Langkah ini merupakan mandat dari Peraturan Presiden (Perpres) Nomor 79 Tahun 2023, yang bertujuan mengubah Indonesia dari sekadar pasar impor menjadi basis produksi kendaraan listrik.
Transisi dari Impor ke Produksi Dalam Negeri
Deputi Bidang Koordinasi Infrastruktur Dasar Kemenko IPK, Rachmat Kaimuddin, mengungkapkan bahwa strategi "dua tahun impor, dua tahun produksi" mulai memetik hasilnya tahun ini.
Periode 2024–2025: Fokus pada pembentukan pasar melalui impor CBU dengan berbagai insentif pajak.
Periode 2026–2027: Fokus pada kewajiban produksi dalam negeri (CKD) bagi 15 perusahaan yang telah memanfaatkan insentif sebelumnya.

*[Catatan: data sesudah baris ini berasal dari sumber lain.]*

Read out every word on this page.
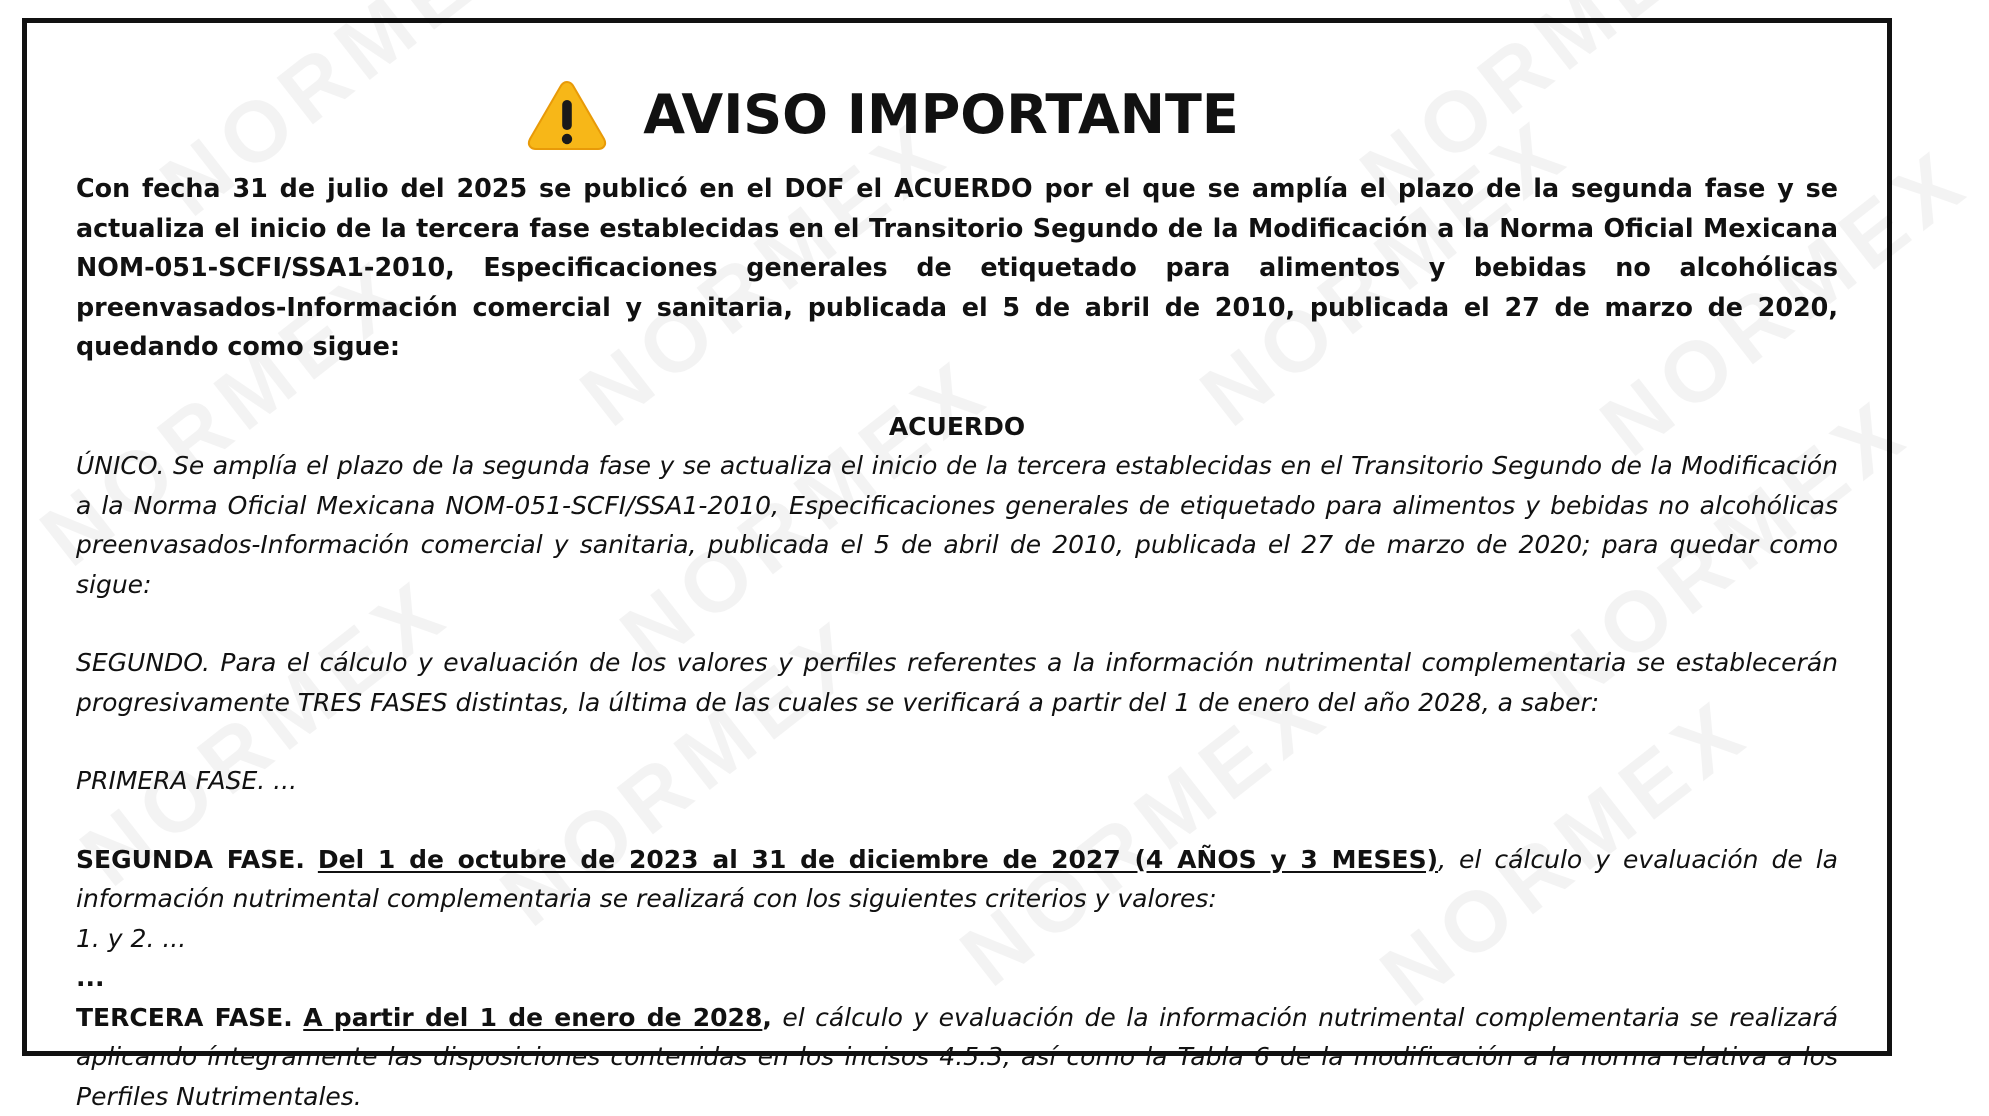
AVISO IMPORTANTE

Con fecha 31 de julio del 2025 se publicó en el DOF el ACUERDO por el que se amplía el plazo de la segunda fase y se actualiza el inicio de la tercera fase establecidas en el Transitorio Segundo de la Modificación a la Norma Oficial Mexicana NOM-051-SCFI/SSA1-2010, Especificaciones generales de etiquetado para alimentos y bebidas no alcohólicas preenvasados-Información comercial y sanitaria, publicada el 5 de abril de 2010, publicada el 27 de marzo de 2020, quedando como sigue:

ACUERDO

ÚNICO. Se amplía el plazo de la segunda fase y se actualiza el inicio de la tercera establecidas en el Transitorio Segundo de la Modificación a la Norma Oficial Mexicana NOM-051-SCFI/SSA1-2010, Especificaciones generales de etiquetado para alimentos y bebidas no alcohólicas preenvasados-Información comercial y sanitaria, publicada el 5 de abril de 2010, publicada el 27 de marzo de 2020; para quedar como sigue:

SEGUNDO. Para el cálculo y evaluación de los valores y perfiles referentes a la información nutrimental complementaria se establecerán progresivamente TRES FASES distintas, la última de las cuales se verificará a partir del 1 de enero del año 2028, a saber:

PRIMERA FASE. ...

SEGUNDA FASE. Del 1 de octubre de 2023 al 31 de diciembre de 2027 (4 AÑOS y 3 MESES), el cálculo y evaluación de la información nutrimental complementaria se realizará con los siguientes criterios y valores:

1. y 2. ...

...

TERCERA FASE. A partir del 1 de enero de 2028, el cálculo y evaluación de la información nutrimental complementaria se realizará aplicando íntegramente las disposiciones contenidas en los incisos 4.5.3, así como la Tabla 6 de la modificación a la norma relativa a los Perfiles Nutrimentales.
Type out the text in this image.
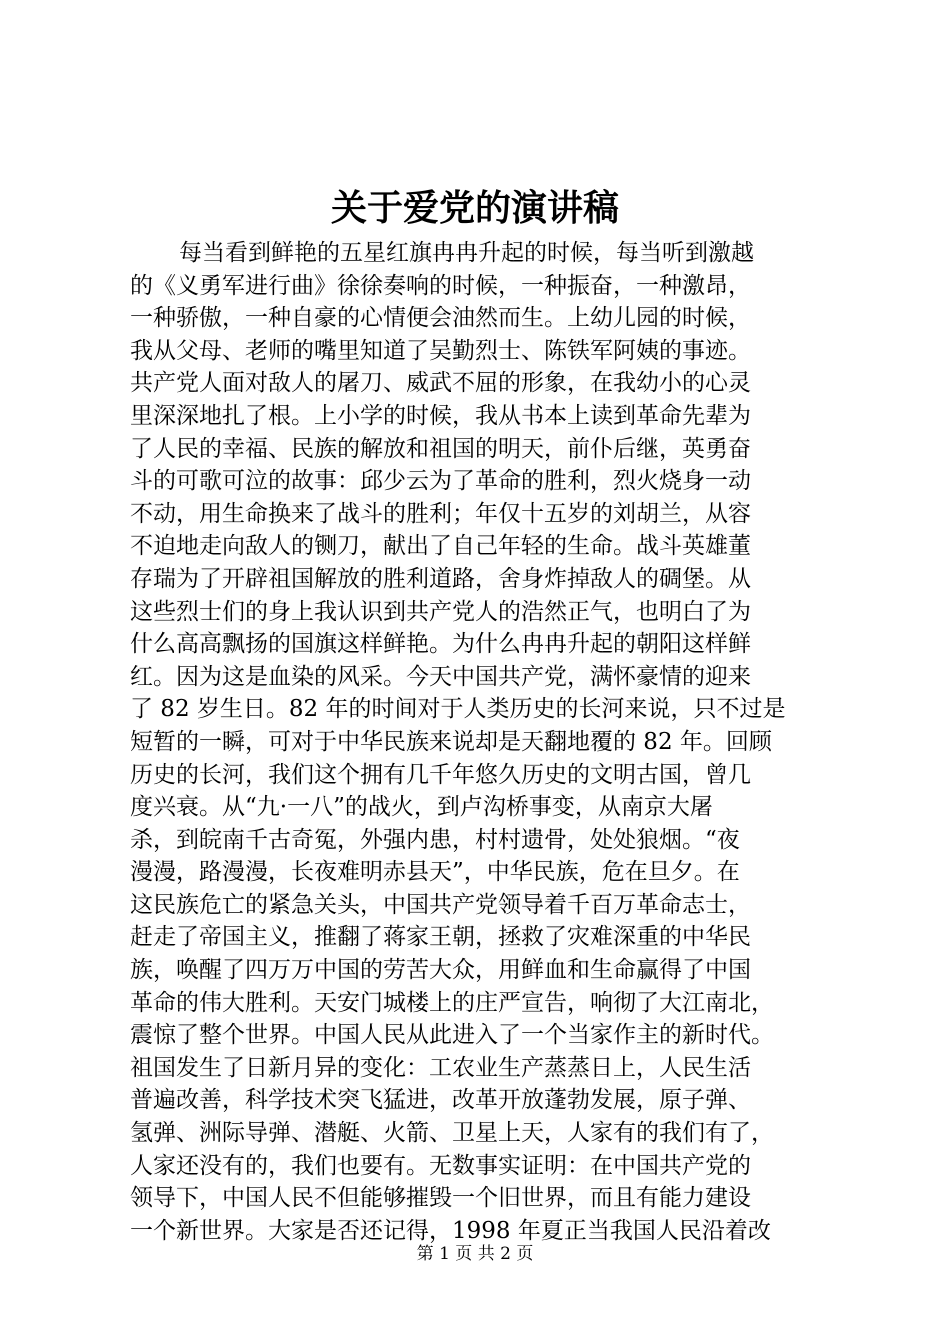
关于爱党的演讲稿
每当看到鲜艳的五星红旗冉冉升起的时候，每当听到激越
的《义勇军进行曲》徐徐奏响的时候，一种振奋，一种激昂，
一种骄傲，一种自豪的心情便会油然而生。上幼儿园的时候，
我从父母、老师的嘴里知道了吴勤烈士、陈铁军阿姨的事迹。
共产党人面对敌人的屠刀、威武不屈的形象，在我幼小的心灵
里深深地扎了根。上小学的时候，我从书本上读到革命先辈为
了人民的幸福、民族的解放和祖国的明天，前仆后继，英勇奋
斗的可歌可泣的故事：邱少云为了革命的胜利，烈火烧身一动
不动，用生命换来了战斗的胜利；年仅十五岁的刘胡兰，从容
不迫地走向敌人的铡刀，献出了自己年轻的生命。战斗英雄董
存瑞为了开辟祖国解放的胜利道路，舍身炸掉敌人的碉堡。从
这些烈士们的身上我认识到共产党人的浩然正气，也明白了为
什么高高飘扬的国旗这样鲜艳。为什么冉冉升起的朝阳这样鲜
红。因为这是血染的风采。今天中国共产党，满怀豪情的迎来
了 82 岁生日。82 年的时间对于人类历史的长河来说，只不过是
短暂的一瞬，可对于中华民族来说却是天翻地覆的 82 年。回顾
历史的长河，我们这个拥有几千年悠久历史的文明古国，曾几
度兴衰。从“九·一八”的战火，到卢沟桥事变，从南京大屠
杀，到皖南千古奇冤，外强内患，村村遗骨，处处狼烟。“夜
漫漫，路漫漫，长夜难明赤县天”，中华民族，危在旦夕。在
这民族危亡的紧急关头，中国共产党领导着千百万革命志士，
赶走了帝国主义，推翻了蒋家王朝，拯救了灾难深重的中华民
族，唤醒了四万万中国的劳苦大众，用鲜血和生命赢得了中国
革命的伟大胜利。天安门城楼上的庄严宣告，响彻了大江南北，
震惊了整个世界。中国人民从此进入了一个当家作主的新时代。
祖国发生了日新月异的变化：工农业生产蒸蒸日上，人民生活
普遍改善，科学技术突飞猛进，改革开放蓬勃发展，原子弹、
氢弹、洲际导弹、潜艇、火箭、卫星上天，人家有的我们有了，
人家还没有的，我们也要有。无数事实证明：在中国共产党的
领导下，中国人民不但能够摧毁一个旧世界，而且有能力建设
一个新世界。大家是否还记得，1998 年夏正当我国人民沿着改
第 1 页 共 2 页
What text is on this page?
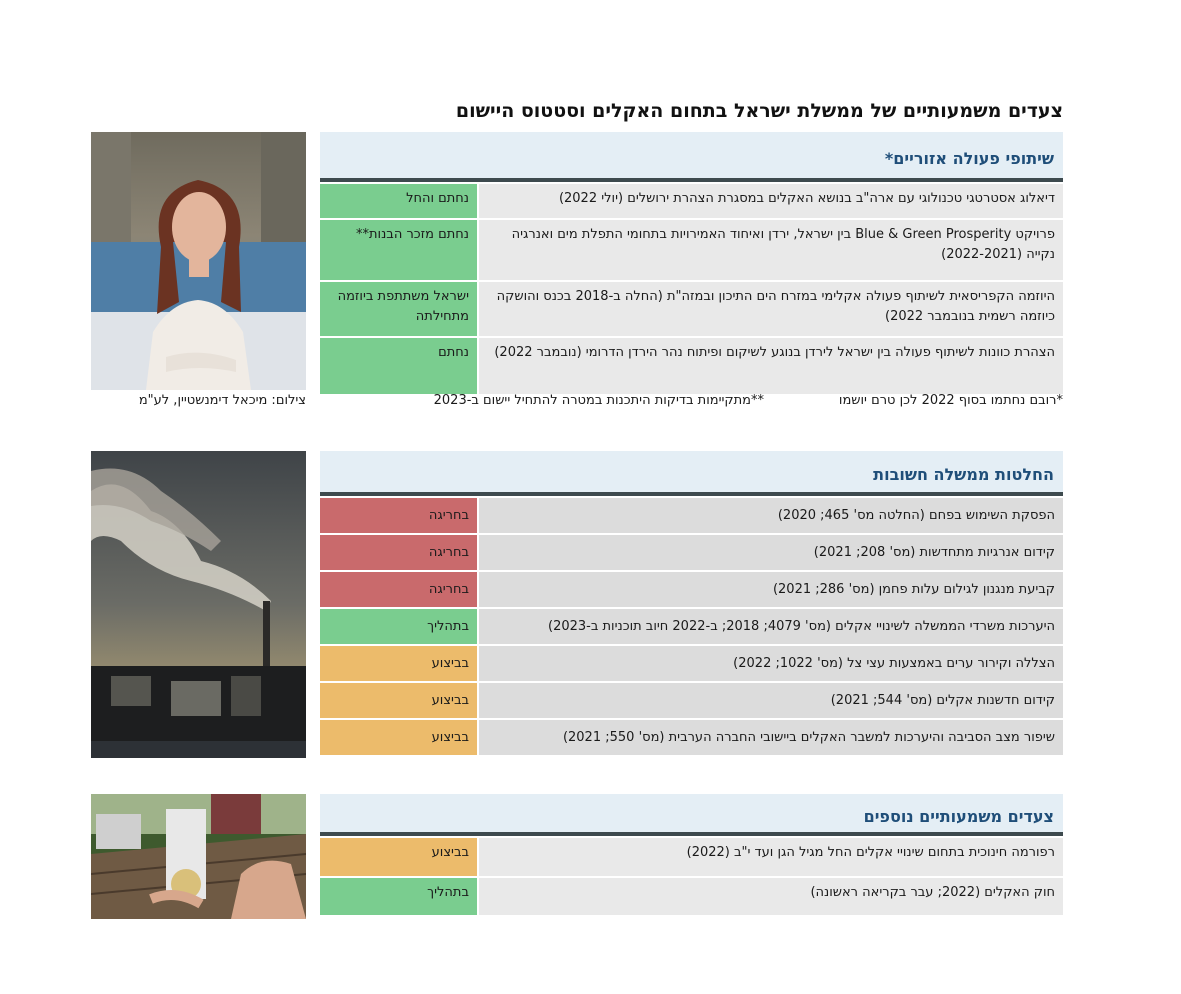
צעדים משמעותיים של ממשלת ישראל בתחום האקלים וסטטוס היישום
צילום: מיכאל דימנשטיין, לע"מ
שיתופי פעולה אזוריים*
דיאלוג אסטרטגי טכנולוגי עם ארה"ב בנושא האקלים במסגרת הצהרת ירושלים (יולי 2022)
נחתם והחל
פרויקט Blue & Green Prosperity בין ישראל, ירדן ואיחוד האמירויות בתחומי התפלת מים ואנרגיה נקייה (2022-2021)
נחתם מזכר הבנות**
היוזמה הקפריסאית לשיתוף פעולה אקלימי במזרח הים התיכון ובמזה"ת (החלה ב-2018 בכנס והושקה כיוזמה רשמית בנובמבר 2022)
ישראל משתתפת ביוזמה מתחילתה
הצהרת כוונות לשיתוף פעולה בין ישראל לירדן בנוגע לשיקום ופיתוח נהר הירדן הדרומי (נובמבר 2022)
נחתם
*רובם נחתמו בסוף 2022 לכן טרם יושמו
**מתקיימות בדיקות היתכנות במטרה להתחיל יישום ב-2023
החלטות ממשלה חשובות
הפסקת השימוש בפחם (החלטה מס' 465; 2020)
בחריגה
קידום אנרגיות מתחדשות (מס' 208; 2021)
בחריגה
קביעת מנגנון לגילום עלות פחמן (מס' 286; 2021)
בחריגה
היערכות משרדי הממשלה לשינויי אקלים (מס' 4079; 2018; ב-2022 חיוב תוכניות ב-2023)
בתהליך
הצללה וקירור ערים באמצעות עצי צל (מס' 1022; 2022)
בביצוע
קידום חדשנות אקלים (מס' 544; 2021)
בביצוע
שיפור מצב הסביבה והיערכות למשבר האקלים ביישובי החברה הערבית (מס' 550; 2021)
בביצוע
צעדים משמעותיים נוספים
רפורמה חינוכית בתחום שינויי אקלים החל מגיל הגן ועד י"ב (2022)
בביצוע
חוק האקלים (2022; עבר בקריאה ראשונה)
בתהליך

Kilas Balik: Keberhasilan Insentif Perpres 79/2023
Kebijakan insentif yang berjalan selama dua tahun terakhir terbukti sukses mengakselerasi adopsi kendaraan listrik di tanah air:
| Indikator | Tahun 2023 | Tahun 2025 (Akhir) | Pertumbuhan |
|---|---|---|---|
| Volume Penjualan | 17.000 Unit | 104.000 Unit | +147% |
| Jumlah Pabrikan | 2 Perusahaan | > 10 Perusahaan | Signifikan |
Beberapa pionir yang sudah lebih dulu melakukan perakitan lokal antara lain Hyundai, Wuling, Chery, Neta, MG, dan Polytron. Sementara perusahaan lainnya yang sebelumnya mengandalkan impor kini diwajibkan memproduksi unit di dalam negeri dengan jumlah yang setara dengan kuota impor yang telah mereka terima.
Rezim Pajak Pasca-Insentif CBU
Dengan berakhirnya insentif impor CBU, struktur perpajakan kendaraan listrik kini kembali ke skema produksi domestik yang tetap kompetitif:
Pajak Pertambahan Nilai (PPN): 12%.
Bea Masuk: 0% (karena diproduksi di dalam negeri).
PPnBM: 0% (berdasarkan kategori kendaraan ramah lingkungan).
Kondisi ini diharapkan tetap menjaga harga mobil listrik tetap terjangkau bagi masyarakat, dibarengi dengan peningkatan kualitas teknologi baterai yang semakin baik.
Pengecualian Segmen Mewah
Meskipun mayoritas produsen beralih ke CKD, sejumlah jenama mewah seperti BMW, Mercedes-Benz, dan Volvo tercatat tidak terlibat dalam program insentif pemerintah ini, sehingga mereka tetap beroperasi dengan skema bisnis mandiri di luar regulasi Perpres tersebut.